If the answer to the first question is no, is there a more brief way to write (A)?
Consider the statements \begin{align} \tag{$A$} f(n) &= O(n^{\epsilon}) \text{ for all } \epsilon > 0 \\ \tag{$B$} f(n) &= n^{o(1)} \\ \tag{$C$} f(n) &= o(n^{\epsilon}) \text{ for all } \epsilon > 0 \end{align} These statements are equivalent to each other.
To see this, we first rewrite the statements by unwrapping their definitions and taking logarithms. \begin{align} \tag{$A$} \forall \epsilon > 0 \,\, \exists c > 0 \,\, \exists N \,\, \forall n \geq N : \,\, \frac{\log f(n)}{\log n} &\leq \epsilon + \frac{\log c}{\log n} \\ \tag{$B$} \forall \epsilon > 0 \,\, \exists N \,\, \forall n \geq N : \,\, \frac{\log f(n)}{\log n} &\leq \epsilon \\ \tag{$C$} \forall \epsilon > 0 \,\, \forall \eta > 0 \,\, \exists N \,\, \forall n \geq N : \,\, \frac{\log f(n)}{\log n} &\leq \epsilon + \frac{\log \eta}{\log n} \end{align}
Now we show that $(A) \Leftrightarrow (B) \Leftrightarrow (C)$ by proving (i.e., sketching the proofs of) all the pairwise implications.
$(A) \Rightarrow (B)$: Let $\epsilon^{\prime} > 0$ be given. Put $\epsilon = \epsilon^{\prime}/2$. Write down $(A)$ with this choice of $\epsilon$. Take $N^{\prime} \geq N$ large enough that $$ \frac{\log c}{\log n} \leq \frac{\epsilon^{\prime}}{2} \text{ for all } n \geq N^{\prime}. $$ This gives (a primed version of) $(B)$.

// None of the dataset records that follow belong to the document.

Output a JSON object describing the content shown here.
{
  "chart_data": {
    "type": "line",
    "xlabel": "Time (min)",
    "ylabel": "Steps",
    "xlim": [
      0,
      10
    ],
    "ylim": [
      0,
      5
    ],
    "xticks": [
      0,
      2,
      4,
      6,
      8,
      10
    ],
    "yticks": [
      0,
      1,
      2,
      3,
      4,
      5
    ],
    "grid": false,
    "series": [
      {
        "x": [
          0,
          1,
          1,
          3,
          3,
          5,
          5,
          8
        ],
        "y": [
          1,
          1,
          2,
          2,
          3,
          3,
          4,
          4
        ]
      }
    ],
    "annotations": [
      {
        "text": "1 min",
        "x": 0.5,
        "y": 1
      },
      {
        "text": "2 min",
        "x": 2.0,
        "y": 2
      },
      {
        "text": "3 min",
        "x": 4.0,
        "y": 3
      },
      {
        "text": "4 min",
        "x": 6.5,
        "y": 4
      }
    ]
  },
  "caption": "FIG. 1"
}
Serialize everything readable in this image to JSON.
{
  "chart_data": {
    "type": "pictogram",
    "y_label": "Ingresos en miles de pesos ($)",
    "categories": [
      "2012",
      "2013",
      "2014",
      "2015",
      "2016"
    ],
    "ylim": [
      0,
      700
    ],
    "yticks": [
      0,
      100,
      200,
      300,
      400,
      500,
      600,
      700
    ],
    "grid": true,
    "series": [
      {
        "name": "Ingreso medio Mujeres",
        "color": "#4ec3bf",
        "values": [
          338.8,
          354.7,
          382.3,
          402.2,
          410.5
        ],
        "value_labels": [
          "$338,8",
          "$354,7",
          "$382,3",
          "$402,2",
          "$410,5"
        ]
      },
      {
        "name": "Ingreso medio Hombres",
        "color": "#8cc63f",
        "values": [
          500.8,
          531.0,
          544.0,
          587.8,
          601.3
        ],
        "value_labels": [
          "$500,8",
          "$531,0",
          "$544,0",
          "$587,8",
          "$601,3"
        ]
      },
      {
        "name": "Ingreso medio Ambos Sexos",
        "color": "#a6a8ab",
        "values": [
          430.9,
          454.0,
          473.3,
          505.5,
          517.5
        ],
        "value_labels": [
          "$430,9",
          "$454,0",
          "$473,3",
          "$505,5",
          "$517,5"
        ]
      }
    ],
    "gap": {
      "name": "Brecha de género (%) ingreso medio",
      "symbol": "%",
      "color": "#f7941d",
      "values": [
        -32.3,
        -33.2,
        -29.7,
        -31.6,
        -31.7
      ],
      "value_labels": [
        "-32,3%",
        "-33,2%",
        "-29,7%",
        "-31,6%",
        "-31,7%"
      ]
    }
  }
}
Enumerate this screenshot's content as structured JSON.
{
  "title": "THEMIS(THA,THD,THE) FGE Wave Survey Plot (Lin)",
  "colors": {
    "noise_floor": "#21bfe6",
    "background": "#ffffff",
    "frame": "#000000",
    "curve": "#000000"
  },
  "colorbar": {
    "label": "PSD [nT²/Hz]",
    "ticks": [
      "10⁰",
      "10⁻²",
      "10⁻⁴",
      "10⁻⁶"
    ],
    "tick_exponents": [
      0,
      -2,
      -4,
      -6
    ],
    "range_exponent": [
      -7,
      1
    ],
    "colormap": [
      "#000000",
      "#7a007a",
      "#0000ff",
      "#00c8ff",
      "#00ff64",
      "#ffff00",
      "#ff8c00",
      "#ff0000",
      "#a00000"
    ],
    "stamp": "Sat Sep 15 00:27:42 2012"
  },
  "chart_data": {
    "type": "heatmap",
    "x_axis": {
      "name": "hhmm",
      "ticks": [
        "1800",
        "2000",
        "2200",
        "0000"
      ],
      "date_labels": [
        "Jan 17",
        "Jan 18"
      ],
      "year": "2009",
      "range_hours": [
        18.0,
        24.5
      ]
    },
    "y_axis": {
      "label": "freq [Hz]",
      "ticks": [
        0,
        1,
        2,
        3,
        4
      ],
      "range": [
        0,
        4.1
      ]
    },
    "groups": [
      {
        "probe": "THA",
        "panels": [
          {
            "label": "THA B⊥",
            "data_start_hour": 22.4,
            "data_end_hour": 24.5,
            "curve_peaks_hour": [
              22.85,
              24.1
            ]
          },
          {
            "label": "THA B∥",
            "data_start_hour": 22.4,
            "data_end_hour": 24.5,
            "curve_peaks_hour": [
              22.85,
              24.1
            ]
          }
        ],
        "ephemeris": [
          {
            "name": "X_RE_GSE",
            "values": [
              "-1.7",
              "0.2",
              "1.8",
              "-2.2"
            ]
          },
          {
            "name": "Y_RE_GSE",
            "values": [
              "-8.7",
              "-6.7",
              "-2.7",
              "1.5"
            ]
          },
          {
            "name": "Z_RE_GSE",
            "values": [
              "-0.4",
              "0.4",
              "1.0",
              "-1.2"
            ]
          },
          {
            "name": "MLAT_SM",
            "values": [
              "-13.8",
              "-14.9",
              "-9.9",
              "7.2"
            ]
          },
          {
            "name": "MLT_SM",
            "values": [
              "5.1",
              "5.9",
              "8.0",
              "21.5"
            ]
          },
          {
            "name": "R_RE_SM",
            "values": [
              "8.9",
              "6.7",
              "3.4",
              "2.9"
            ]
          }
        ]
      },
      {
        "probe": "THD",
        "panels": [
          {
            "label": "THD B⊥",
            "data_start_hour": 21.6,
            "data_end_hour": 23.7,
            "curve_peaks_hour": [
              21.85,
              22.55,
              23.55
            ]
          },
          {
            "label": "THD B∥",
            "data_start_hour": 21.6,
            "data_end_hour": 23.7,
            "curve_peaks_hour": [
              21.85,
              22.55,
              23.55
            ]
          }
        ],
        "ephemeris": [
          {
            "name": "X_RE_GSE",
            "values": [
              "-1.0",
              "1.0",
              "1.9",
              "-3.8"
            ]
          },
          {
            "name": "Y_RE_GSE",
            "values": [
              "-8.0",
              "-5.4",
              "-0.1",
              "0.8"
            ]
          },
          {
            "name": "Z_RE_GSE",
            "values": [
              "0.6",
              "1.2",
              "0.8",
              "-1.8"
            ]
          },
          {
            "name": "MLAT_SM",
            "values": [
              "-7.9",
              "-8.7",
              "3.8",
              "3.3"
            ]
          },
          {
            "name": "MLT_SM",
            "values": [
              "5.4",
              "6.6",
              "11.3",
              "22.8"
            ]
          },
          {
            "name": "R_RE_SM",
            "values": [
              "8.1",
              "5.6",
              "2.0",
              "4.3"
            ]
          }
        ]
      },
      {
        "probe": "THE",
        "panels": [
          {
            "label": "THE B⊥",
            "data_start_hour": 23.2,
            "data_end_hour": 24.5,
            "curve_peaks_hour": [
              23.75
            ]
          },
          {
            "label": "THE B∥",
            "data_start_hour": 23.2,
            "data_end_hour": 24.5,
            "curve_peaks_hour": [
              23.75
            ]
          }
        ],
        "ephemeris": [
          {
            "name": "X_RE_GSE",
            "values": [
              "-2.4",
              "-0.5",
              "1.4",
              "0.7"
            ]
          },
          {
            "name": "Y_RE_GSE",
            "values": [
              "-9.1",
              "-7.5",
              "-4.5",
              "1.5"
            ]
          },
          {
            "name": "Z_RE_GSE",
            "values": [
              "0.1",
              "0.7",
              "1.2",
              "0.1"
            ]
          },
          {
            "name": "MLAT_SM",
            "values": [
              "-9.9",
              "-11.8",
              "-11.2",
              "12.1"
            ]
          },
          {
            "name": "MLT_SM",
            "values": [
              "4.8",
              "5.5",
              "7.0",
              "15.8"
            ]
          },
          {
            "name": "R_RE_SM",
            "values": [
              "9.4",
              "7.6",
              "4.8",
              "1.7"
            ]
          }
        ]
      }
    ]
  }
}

$(B) \Rightarrow (A)$: $(B)$ implies $(A)$ with $c=1$
$(A) \Rightarrow (C)$: Let $\epsilon^{\prime} > 0$ and $\eta^{\prime} > 0$ be given. Put $\epsilon = \epsilon^{\prime}/2$. Write down $(A)$ with this choice of $\epsilon$. Take $N^{\prime} \geq N$ large enough that $$ \frac{\log c}{\log n} \leq \frac{\epsilon^{\prime}}{4} \leq \frac{\epsilon^{\prime}}{2} + \frac{\log \eta^{\prime}}{\log n} \text{ for all } n \geq N^{\prime}. $$ This gives (a primed version of) $(C)$.
$(C) \Rightarrow (A)$: Clear.
$(B) \Rightarrow (C)$: Let $\epsilon^{\prime} > 0$ and $\eta^{\prime} > 0$ be given. Put $\epsilon = \epsilon^{\prime}/2$. Write down $(B)$ with this choice of $\epsilon$. Take $N^{\prime} \geq N$ large enough that $$ 0 \leq \frac{\epsilon^{\prime}}{2} + \frac{\log \eta^{\prime}}{\log n} \text{ for all } n \geq N^{\prime}. $$ This gives (a primed version of) $(C)$.
$(C) \Rightarrow (B)$: Write down $(C)$ with $\eta=1$.